TEAM OF EXPERTS

Dr. Robert J. Shapiro, Ph.D., Associate

Dr. Robert J. Shapiro, Ph.D., AssociateDr. Shapiro provides advice and analysis to senior executives and officials of U.S. and foreign businesses, governments and non-profits. Among those he has advised are U.S. President Bill Clinton, British Prime Ministers Tony Blair and Gordon Brown, Amgen, AT&T, Fujitsu, Google, NASDAQ, New York Life, Oracle, the American Public Transportation Association, the Private Equity Council, the CEO Tech Council and the U.S. Chamber of Commerce. He is also a senior policy fellow of the Georgetown University Center for Business, director of the Globalization Center at NDN, chair of the U.S. Climate Task Force, co-chair of American Task Force Argentina and a director of the Ax:son-Johnson Foundation in Sweden.
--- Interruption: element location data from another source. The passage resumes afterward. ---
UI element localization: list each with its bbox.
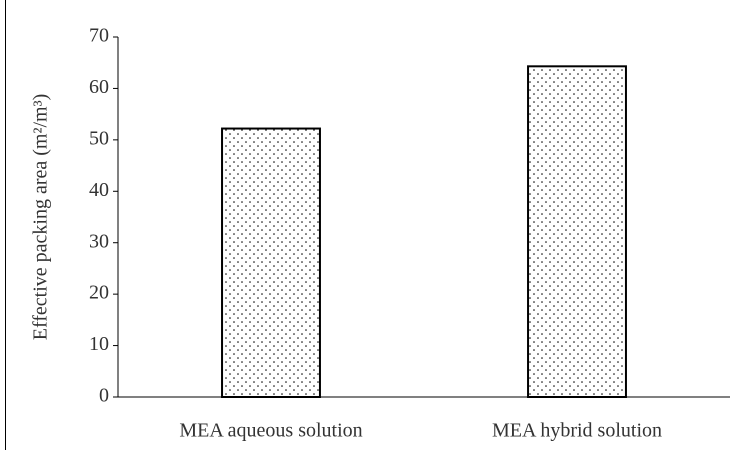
y-tick-label: 10 bbox=[89, 333, 109, 355]
y-tick-label: 20 bbox=[89, 282, 109, 304]
y-tick-label: 70 bbox=[89, 25, 109, 47]
bar bbox=[221, 127, 321, 399]
x-tick-label: MEA aqueous solution bbox=[179, 420, 362, 442]
x-tick-label: MEA hybrid solution bbox=[492, 420, 662, 442]
y-tick-label: 30 bbox=[89, 230, 109, 252]
y-tick-label: 0 bbox=[99, 385, 109, 407]
y-tick-label: 50 bbox=[89, 127, 109, 149]
y-axis-label: Effective packing area (m²/m³) bbox=[30, 94, 52, 341]
bar bbox=[527, 65, 627, 398]
y-tick-label: 60 bbox=[89, 76, 109, 98]
y-tick-label: 40 bbox=[89, 179, 109, 201]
Dr. Shapiro was the Under Secretary of Commerce for Economic Affairs from 1997 to 2001, responsible for directing the U.S. Commerce Department’s economic policy and overseeing the Nation’s major statistical agencies. He was also co-founder and vice president of the Progressive Policy Institute and the Progressive Foundation. He was principal economic advisor to Bill Clinton in his 1991-1992 campaign and a senior economic advisor to Vice President Albert Gore and Senator John Kerry in their presidential campaigns. In 2008, he advised the U.S. presidential campaign and transition of Barack Obama. Other positions include those as legislative director and economic counsel to Senator Daniel Patrick Moynihan; associate editor of U.S. News & World Report; and fellowships at Harvard University, the Brookings Institution and the National Bureau of Economic Research. He holds a Ph.D. and M.A. from Harvard University, a M.Sc. from the London School of Economics and Political Science, and an A.B. from the University of Chicago. Dr. Shapiro is widely published in scholarly and popular journals, and most recently is author of Futurecast: How Superpowers, Populations and Globalization Will Change the Way You Live and Work (St. Martin’s Press, 2008).